DEMOKRATİK ÖZERKLİK TÜRKİYE'NİN KURTULUŞ PROJESİDİR
BDP Genel Başkanı'ndan Ticaret Odası Başkanı Galip Ensarioğluna sert cevap verdi. Bir gazetecinin Ensarioğlu'nun "Demokratik Özerklik Kürtlerin Talebi Değil" açıklamarını nasıl değerlendiriyorsunuz sorusu üzerine, Demirtaş, "Onların kendi düşünceleridir. Ama müsade ederlerse kürtler adına temsilcileri konuşsun. Kendisinin talebi olmayabilir. Odasının talebi olmayabilir. Bazı işadamlarının talebi ıolmayabilir. Saygı duyarız. Anlamlıdır herkes katılmak zorunda da değil. Ama biz bütün kürtlerin talebidir demiyoruz. Başkalarıda hiç bir kürt bunu istemiyor demesin. Kürtlerin büyük bir kısmı demokratik özerkliği bir çözüm yolu olarak görüyorlar. Demokratik özerklik Türkiye'nin tek kurtuluş projesidir. Aydınrlık geleceği için çok iyi formüldür. Bunu daha iyi tartışabilmek gerekir. Kürt halkı demokratik özerklikle kendini özgür hissedecek. STK'ların görüşlerine saygı duyuyoruz. Bütün kürtler adına biz konuşmuyoruz. Kimsede konuşmasın."dedi.
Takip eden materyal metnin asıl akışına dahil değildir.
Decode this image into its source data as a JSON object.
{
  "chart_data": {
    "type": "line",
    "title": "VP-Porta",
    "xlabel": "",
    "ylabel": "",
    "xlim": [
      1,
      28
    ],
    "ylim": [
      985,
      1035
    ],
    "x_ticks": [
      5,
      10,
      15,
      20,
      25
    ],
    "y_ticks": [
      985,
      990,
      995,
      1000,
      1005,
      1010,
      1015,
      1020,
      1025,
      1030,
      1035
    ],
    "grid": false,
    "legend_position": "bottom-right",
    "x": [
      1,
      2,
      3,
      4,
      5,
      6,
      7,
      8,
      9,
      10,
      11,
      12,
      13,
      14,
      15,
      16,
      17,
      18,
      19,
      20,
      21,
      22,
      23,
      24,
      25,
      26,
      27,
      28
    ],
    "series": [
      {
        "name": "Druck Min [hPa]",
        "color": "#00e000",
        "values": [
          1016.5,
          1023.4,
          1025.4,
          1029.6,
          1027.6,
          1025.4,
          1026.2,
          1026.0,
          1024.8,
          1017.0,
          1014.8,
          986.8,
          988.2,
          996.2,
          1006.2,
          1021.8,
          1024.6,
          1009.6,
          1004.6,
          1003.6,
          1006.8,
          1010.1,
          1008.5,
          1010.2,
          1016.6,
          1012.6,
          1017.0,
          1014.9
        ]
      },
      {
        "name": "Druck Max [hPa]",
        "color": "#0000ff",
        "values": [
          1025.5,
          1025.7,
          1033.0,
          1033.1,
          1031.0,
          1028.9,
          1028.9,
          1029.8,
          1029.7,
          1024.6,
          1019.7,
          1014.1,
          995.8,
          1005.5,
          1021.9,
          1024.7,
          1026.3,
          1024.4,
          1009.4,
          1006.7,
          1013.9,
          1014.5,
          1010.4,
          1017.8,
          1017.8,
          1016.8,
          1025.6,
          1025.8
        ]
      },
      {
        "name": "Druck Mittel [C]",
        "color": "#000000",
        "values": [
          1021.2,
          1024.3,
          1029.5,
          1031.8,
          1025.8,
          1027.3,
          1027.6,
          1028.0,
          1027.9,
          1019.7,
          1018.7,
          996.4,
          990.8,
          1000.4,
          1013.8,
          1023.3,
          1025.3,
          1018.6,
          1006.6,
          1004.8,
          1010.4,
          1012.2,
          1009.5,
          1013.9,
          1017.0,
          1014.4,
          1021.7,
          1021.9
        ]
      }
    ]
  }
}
Demokratik özerklik Türkiye'nin kurtuluş projesidir
Barış ve Demokrasi Partisi (BDP) Genel Başkanı Selahattin Demirtaş, ortak iliteşim dilinin Türkçe olduğunu belirterek, "Ortak dilimiz Türkçeyi kaybetmeyeceğiz. Demokratik özerkliği geç yaptığımız için kürtlerden özür diliyorum. Demokratik özerklik Türkiye'nin kurtuluş projesidir"dedi.